We think the case should have been left to the jury. There was here a concurrence of a peculiar formation of the walk, which arrested the flow of water down the hill, and caused it to flow across the walk at this point, forming an open gutter, with the improper flow of wastage from the garbage tank, resulting in a dangerous and icy place. The case is distinguished from Gavett v. City of Jackson in these respects: In that case a majority of the court was of the opinion that there was no improper flowage of water across the sidewalk in question, which was itself in good repair, and not so laid as to cause water to accumulate and form ice.
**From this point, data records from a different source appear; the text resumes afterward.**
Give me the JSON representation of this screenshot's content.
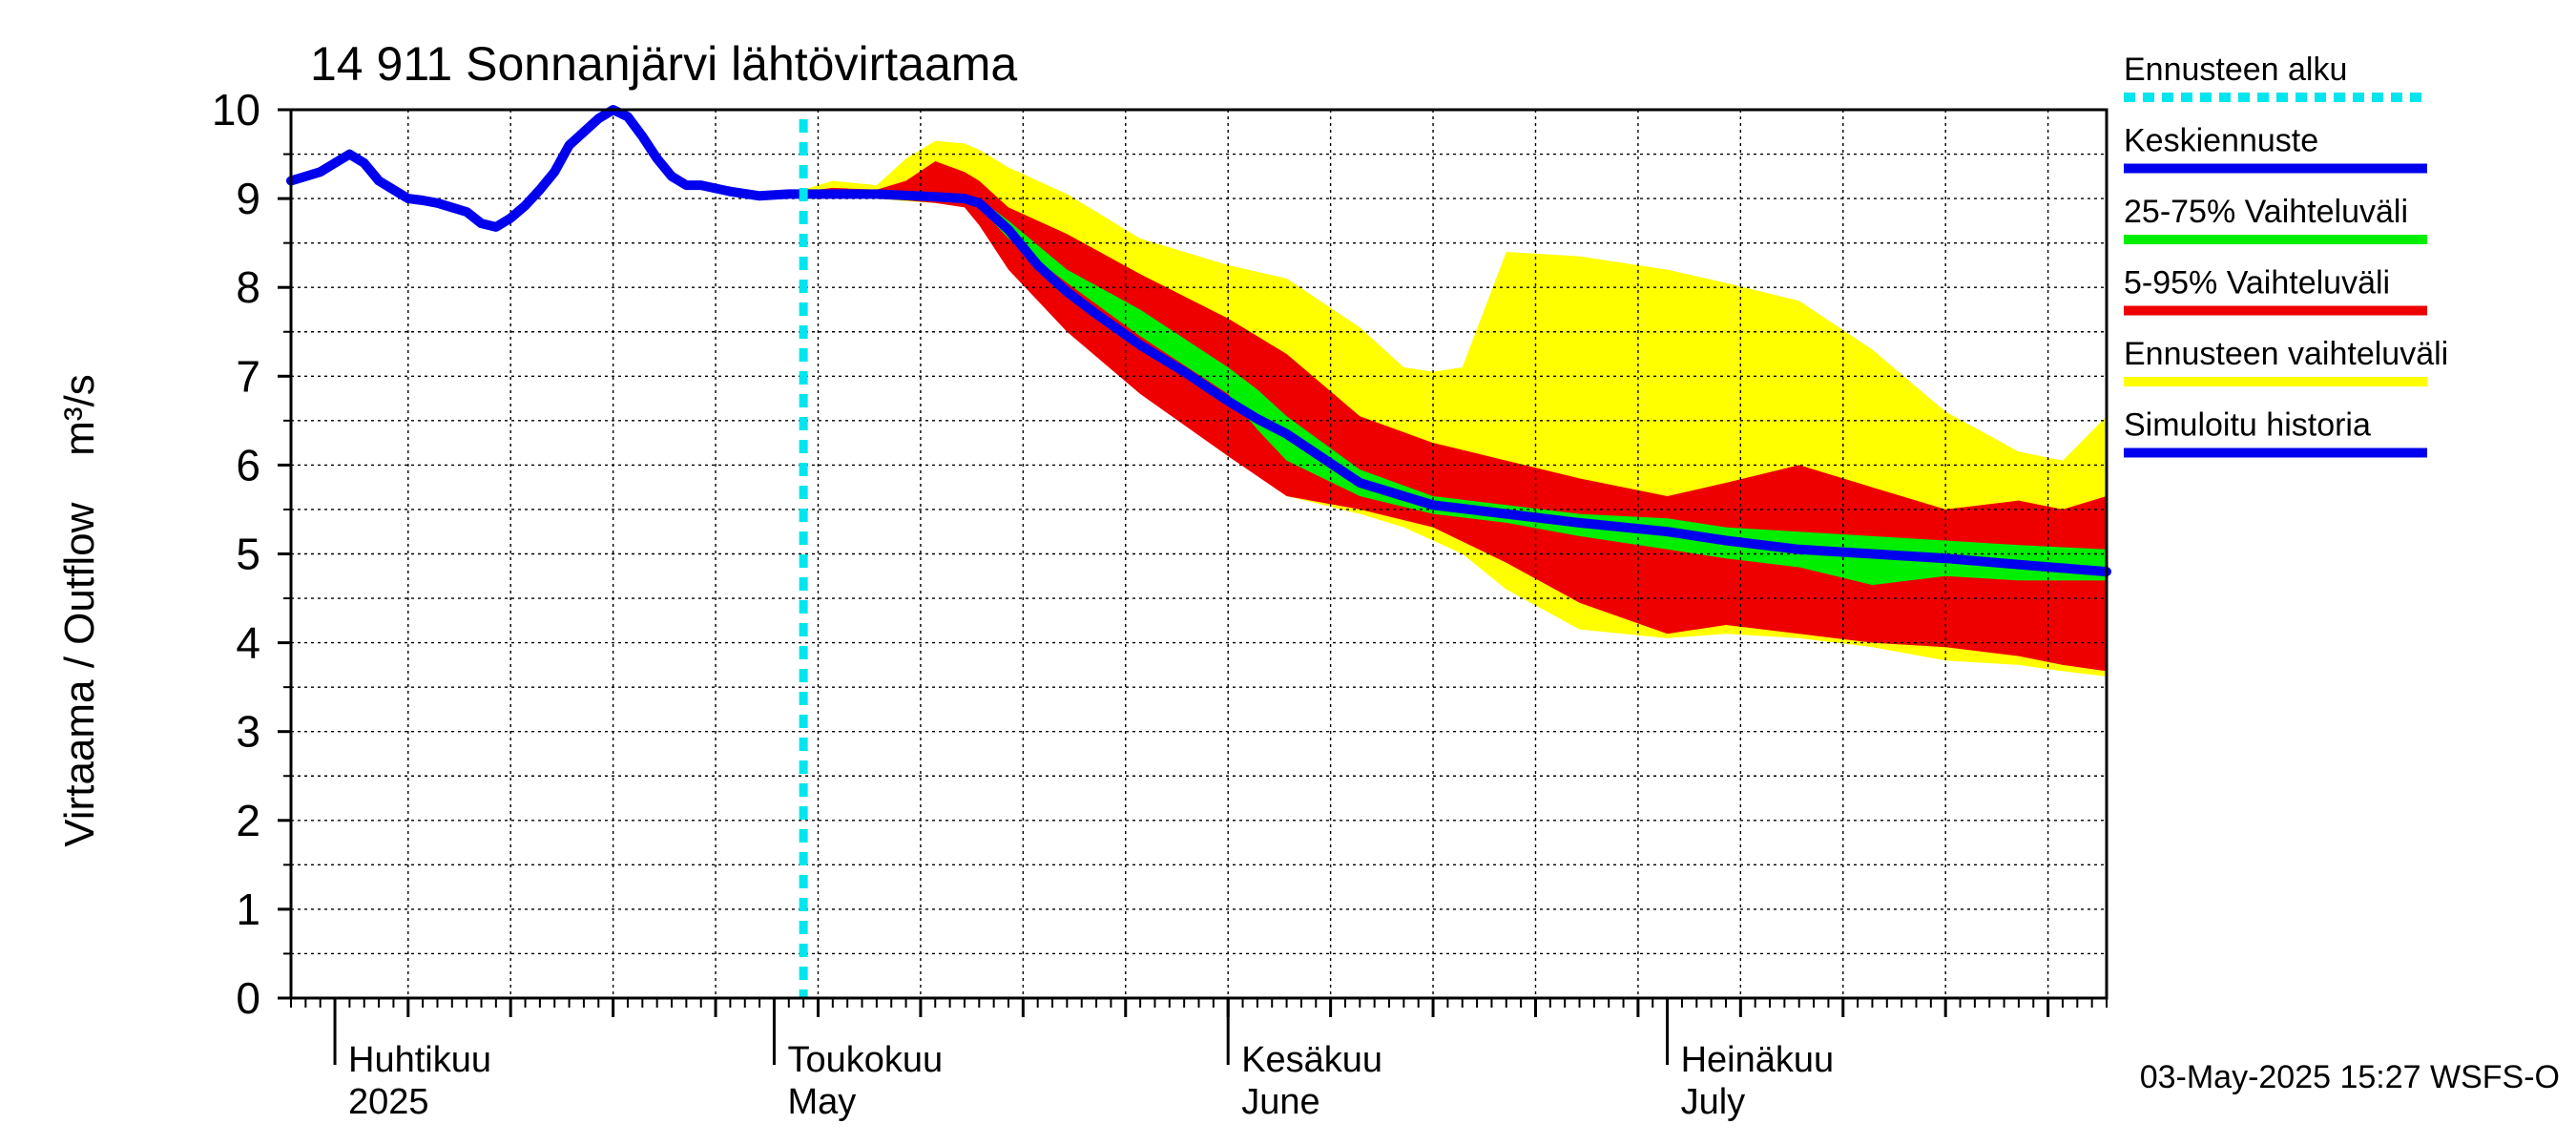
{
  "chart_data": {
    "type": "area",
    "title": "14 911 Sonnanjärvi lähtövirtaama",
    "ylabel": "Virtaama / Outflow    m³/s",
    "ylim": [
      0,
      10
    ],
    "yticks": [
      "0",
      "1",
      "2",
      "3",
      "4",
      "5",
      "6",
      "7",
      "8",
      "9",
      "10"
    ],
    "xlim": [
      "2025-03-29",
      "2025-07-31"
    ],
    "x_month_labels": [
      {
        "date": "2025-04-01",
        "fi": "Huhtikuu",
        "en": "2025"
      },
      {
        "date": "2025-05-01",
        "fi": "Toukokuu",
        "en": "May"
      },
      {
        "date": "2025-06-01",
        "fi": "Kesäkuu",
        "en": "June"
      },
      {
        "date": "2025-07-01",
        "fi": "Heinäkuu",
        "en": "July"
      }
    ],
    "grid": true,
    "legend_placement": "right",
    "forecast_start": "2025-05-03",
    "timestamp": "03-May-2025 15:27 WSFS-O",
    "legend": [
      {
        "label": "Ennusteen alku",
        "color": "#00e5ee",
        "style": "dashed"
      },
      {
        "label": "Keskiennuste",
        "color": "#0000ee",
        "style": "solid"
      },
      {
        "label": "25-75% Vaihteluväli",
        "color": "#00ee00",
        "style": "solid"
      },
      {
        "label": "5-95% Vaihteluväli",
        "color": "#ee0000",
        "style": "solid"
      },
      {
        "label": "Ennusteen vaihteluväli",
        "color": "#ffff00",
        "style": "solid"
      },
      {
        "label": "Simuloitu historia",
        "color": "#0000ee",
        "style": "solid"
      }
    ],
    "colors": {
      "history": "#0000ee",
      "median": "#0000ee",
      "band_25_75": "#00ee00",
      "band_5_95": "#ee0000",
      "band_full": "#ffff00",
      "forecast_start": "#00e5ee"
    },
    "series": [
      {
        "name": "Simuloitu historia",
        "x": [
          "2025-03-29",
          "2025-03-31",
          "2025-04-01",
          "2025-04-02",
          "2025-04-03",
          "2025-04-04",
          "2025-04-05",
          "2025-04-06",
          "2025-04-07",
          "2025-04-08",
          "2025-04-09",
          "2025-04-10",
          "2025-04-11",
          "2025-04-12",
          "2025-04-13",
          "2025-04-14",
          "2025-04-15",
          "2025-04-16",
          "2025-04-17",
          "2025-04-18",
          "2025-04-19",
          "2025-04-20",
          "2025-04-21",
          "2025-04-22",
          "2025-04-23",
          "2025-04-24",
          "2025-04-25",
          "2025-04-26",
          "2025-04-28",
          "2025-04-30",
          "2025-05-02",
          "2025-05-03"
        ],
        "y": [
          9.2,
          9.3,
          9.4,
          9.5,
          9.4,
          9.2,
          9.1,
          9.0,
          8.98,
          8.95,
          8.9,
          8.85,
          8.72,
          8.68,
          8.78,
          8.92,
          9.1,
          9.3,
          9.6,
          9.75,
          9.9,
          10.0,
          9.92,
          9.7,
          9.45,
          9.25,
          9.15,
          9.15,
          9.08,
          9.03,
          9.05,
          9.05
        ]
      },
      {
        "name": "Keskiennuste",
        "x": [
          "2025-05-03",
          "2025-05-05",
          "2025-05-08",
          "2025-05-12",
          "2025-05-14",
          "2025-05-15",
          "2025-05-17",
          "2025-05-19",
          "2025-05-21",
          "2025-05-23",
          "2025-05-26",
          "2025-05-29",
          "2025-06-01",
          "2025-06-03",
          "2025-06-05",
          "2025-06-10",
          "2025-06-15",
          "2025-06-20",
          "2025-06-25",
          "2025-07-01",
          "2025-07-05",
          "2025-07-10",
          "2025-07-15",
          "2025-07-20",
          "2025-07-25",
          "2025-07-31"
        ],
        "y": [
          9.05,
          9.05,
          9.05,
          9.02,
          9.0,
          8.95,
          8.65,
          8.25,
          7.95,
          7.7,
          7.35,
          7.05,
          6.72,
          6.52,
          6.35,
          5.8,
          5.55,
          5.45,
          5.35,
          5.25,
          5.15,
          5.05,
          5.0,
          4.95,
          4.88,
          4.8
        ]
      }
    ],
    "bands": [
      {
        "name": "Ennusteen vaihteluväli",
        "x": [
          "2025-05-03",
          "2025-05-05",
          "2025-05-08",
          "2025-05-10",
          "2025-05-12",
          "2025-05-14",
          "2025-05-15",
          "2025-05-17",
          "2025-05-21",
          "2025-05-26",
          "2025-06-01",
          "2025-06-05",
          "2025-06-10",
          "2025-06-13",
          "2025-06-15",
          "2025-06-17",
          "2025-06-20",
          "2025-06-25",
          "2025-07-01",
          "2025-07-05",
          "2025-07-10",
          "2025-07-15",
          "2025-07-20",
          "2025-07-25",
          "2025-07-28",
          "2025-07-31"
        ],
        "low": [
          9.0,
          9.02,
          9.0,
          8.97,
          8.95,
          8.92,
          8.75,
          8.3,
          7.65,
          6.95,
          6.25,
          5.65,
          5.45,
          5.3,
          5.15,
          5.0,
          4.6,
          4.15,
          4.05,
          4.1,
          4.05,
          3.95,
          3.8,
          3.75,
          3.68,
          3.62
        ],
        "high": [
          9.1,
          9.2,
          9.15,
          9.45,
          9.65,
          9.62,
          9.55,
          9.35,
          9.05,
          8.55,
          8.25,
          8.1,
          7.55,
          7.1,
          7.05,
          7.1,
          8.4,
          8.35,
          8.2,
          8.05,
          7.85,
          7.3,
          6.6,
          6.15,
          6.05,
          6.55
        ]
      },
      {
        "name": "5-95% Vaihteluväli",
        "x": [
          "2025-05-03",
          "2025-05-05",
          "2025-05-08",
          "2025-05-10",
          "2025-05-12",
          "2025-05-14",
          "2025-05-15",
          "2025-05-17",
          "2025-05-21",
          "2025-05-26",
          "2025-06-01",
          "2025-06-05",
          "2025-06-10",
          "2025-06-15",
          "2025-06-20",
          "2025-06-25",
          "2025-07-01",
          "2025-07-05",
          "2025-07-10",
          "2025-07-15",
          "2025-07-20",
          "2025-07-25",
          "2025-07-28",
          "2025-07-31"
        ],
        "low": [
          9.02,
          9.02,
          9.0,
          8.98,
          8.95,
          8.9,
          8.7,
          8.2,
          7.5,
          6.8,
          6.1,
          5.65,
          5.5,
          5.3,
          4.9,
          4.45,
          4.1,
          4.2,
          4.1,
          4.0,
          3.95,
          3.85,
          3.75,
          3.68
        ],
        "high": [
          9.08,
          9.12,
          9.1,
          9.2,
          9.42,
          9.3,
          9.2,
          8.9,
          8.6,
          8.15,
          7.65,
          7.25,
          6.55,
          6.25,
          6.05,
          5.85,
          5.65,
          5.8,
          6.0,
          5.75,
          5.5,
          5.6,
          5.5,
          5.65
        ]
      },
      {
        "name": "25-75% Vaihteluväli",
        "x": [
          "2025-05-14",
          "2025-05-15",
          "2025-05-17",
          "2025-05-21",
          "2025-05-26",
          "2025-06-01",
          "2025-06-03",
          "2025-06-05",
          "2025-06-10",
          "2025-06-15",
          "2025-06-20",
          "2025-06-25",
          "2025-07-01",
          "2025-07-05",
          "2025-07-10",
          "2025-07-15",
          "2025-07-20",
          "2025-07-25",
          "2025-07-31"
        ],
        "low": [
          8.97,
          8.9,
          8.55,
          8.05,
          7.45,
          6.8,
          6.4,
          6.05,
          5.65,
          5.45,
          5.35,
          5.2,
          5.05,
          4.95,
          4.85,
          4.65,
          4.75,
          4.7,
          4.7
        ],
        "high": [
          9.03,
          9.0,
          8.75,
          8.2,
          7.75,
          7.1,
          6.85,
          6.55,
          5.95,
          5.65,
          5.55,
          5.45,
          5.4,
          5.3,
          5.25,
          5.2,
          5.15,
          5.1,
          5.05
        ]
      }
    ]
  }
}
That cannot be said of the present case. The jury would be justified in inferring that the depressed condition of this walk was such as to induce the formation of ice in unusual quantities, and it certainly would be justified in finding that an improper flowage of the wastage from the garbage tank was permitted by the city, and continued for a long period. Canfield v. Railway Co., 78 Mich. 356 (44 N. W. 385). The case is a close one on its facts, but closely resembles Hughes v. City of Lawrence, 160 Mass. 474 (36 N. E. 485), and is in principle like Fitzgerald v. Inhabitants of Woburn, 109 Mass. 204. See, also, Hampson v. Taylor, 15 R. I. 83 (8 Atl. 331, 23 Atl. 732); 1 Wood, Nuis. § 120.
The judgment will be reversed, and a new trial ordered.
Moore and Long, JJ., concurred with Montgomery, O. J. Hooker and Grant, JJ., concurred in the result.